Corporate News Mischkalkulation

14.06.2013

Bei der Kreation von Gewürz- und Backmischungen sind Innovation und Überraschung mehr denn je gefragt. Das richtige Mischen einer Vielzahl von Rohstoffen ist eine komplexe verfahrenstechnische Herausforderung.

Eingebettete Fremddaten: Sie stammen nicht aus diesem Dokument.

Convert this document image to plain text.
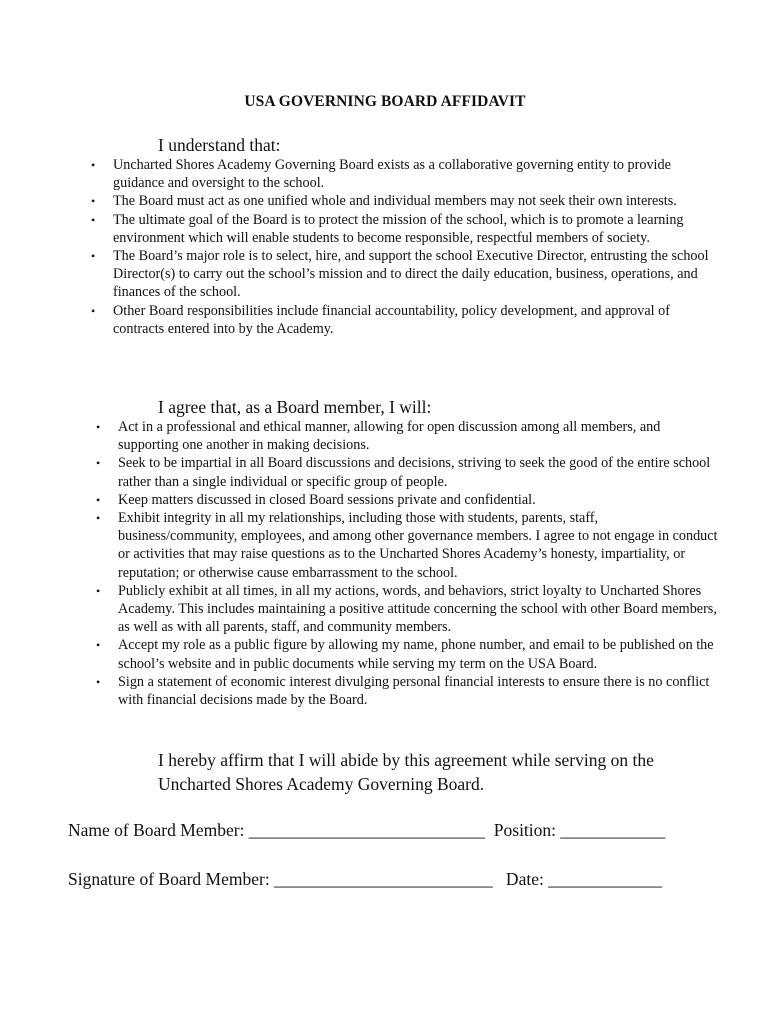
USA GOVERNING BOARD AFFIDAVIT
I understand that:
• Uncharted Shores Academy Governing Board exists as a collaborative governing entity to provide guidance and oversight to the school.
• The Board must act as one unified whole and individual members may not seek their own interests.
• The ultimate goal of the Board is to protect the mission of the school, which is to promote a learning environment which will enable students to become responsible, respectful members of society.
• The Board’s major role is to select, hire, and support the school Executive Director, entrusting the school Director(s) to carry out the school’s mission and to direct the daily education, business, operations, and finances of the school.
• Other Board responsibilities include financial accountability, policy development, and approval of contracts entered into by the Academy.
I agree that, as a Board member, I will:
• Act in a professional and ethical manner, allowing for open discussion among all members, and supporting one another in making decisions.
• Seek to be impartial in all Board discussions and decisions, striving to seek the good of the entire school rather than a single individual or specific group of people.
• Keep matters discussed in closed Board sessions private and confidential.
• Exhibit integrity in all my relationships, including those with students, parents, staff, business/community, employees, and among other governance members. I agree to not engage in conduct or activities that may raise questions as to the Uncharted Shores Academy’s honesty, impartiality, or reputation; or otherwise cause embarrassment to the school.
• Publicly exhibit at all times, in all my actions, words, and behaviors, strict loyalty to Uncharted Shores Academy. This includes maintaining a positive attitude concerning the school with other Board members, as well as with all parents, staff, and community members.
• Accept my role as a public figure by allowing my name, phone number, and email to be published on the school’s website and in public documents while serving my term on the USA Board.
• Sign a statement of economic interest divulging personal financial interests to ensure there is no conflict with financial decisions made by the Board.
I hereby affirm that I will abide by this agreement while serving on the Uncharted Shores Academy Governing Board.
Name of Board Member: ___________________________  Position: ____________
Signature of Board Member: _________________________   Date: _____________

Wer eine Gewürz- oder Backmischung benutzt, der wird, wenn er mit ihr zufrieden ist und den fertigen Kuchen oder das gewürzte Brathähnchen genießt, manches Mal dem Erfinder danken, der ihm so viel Arbeit erspart hat. Aber das Wissen darum, dass Oma noch alle Arbeitsschritte selbst in ihrer Küche ausgeführt hat, könnte die Idee aufkommen lassen, die Herstellung von Gewürz- und Backmischungen sei eine simple Sache. Weit gefehlt! Dahinter steckt Herkulesarbeit und Ingenieurskunst, wie Matthias Kruse, Bereichsleiter Vertrieb bei Zeppelin Reimelt, erklärt. „Bei Gewürz- und Backmischungen kommt man schnell auf 600 oder 700 Rohstoffe.“ Wie finden alle in der richtigen Menge ihren Weg in die Tüte? „Es geht immer um Leistung und Genauigkeit“, sagt Kruse, man könne nicht beides maximieren: Je größer die Behälter und Dosierorgane, desto schwieriger werde das grammgenaue Dosieren. Darum müsse man ein Optimum aus beidem anstreben. Der Anlagenbauer stehe vor der Herausforderung, gemeinsam mit dem Kunden eine Anlage zu entwickeln, die ihm die größtmögliche Flexibilität biete. „Dabei spielt die Logistik eine entscheidende Rolle. Es handelt sich nämlich nicht um eine reine Förder-, Dosier- und Mischaufgabe, sondern die Konzeption geht bis in die Warenwirtschaft hinein.“ Gefordert sei eine flexible und gegen Fehlbedienung gesicherte Konzeption. Auch die Rückverfolgbarkeit von Zutaten werde immer wichtiger. Wie kann trotzdem der erforderliche Durchsatz gewährleistet werden? Man benötige einen möglichst breiten Dosierleistungsbereich, bei hoher Feindosiergenauigkeit. „Der Kunde weiß ungefähr, welche Tonnagen er herstellen will, kann aber nur eine Aussage machen zu den Rezepten, die er derzeit einsetzt.“ Nun müsse der Anlagenbauer aus der Vielzahl von Rezepten repräsentative Referenzrezepte auswählen, um so die Anlage auch für mögliche zukünftige Rezepte auszurüsten und dem Kunden auf diese Weise Investitionssicherheit zu bieten. „Entscheidend ist, dass die Systeme zum Dosieren und Fördern für möglichst viele Komponenten genutzt werden können - und das, obwohl diese sehr unterschiedliche Eigenschaften haben.“ Wenn man ein Dosiersystem mit Behältern habe, das universell einsetzbar sei, sei man einen großen Schritt weiter.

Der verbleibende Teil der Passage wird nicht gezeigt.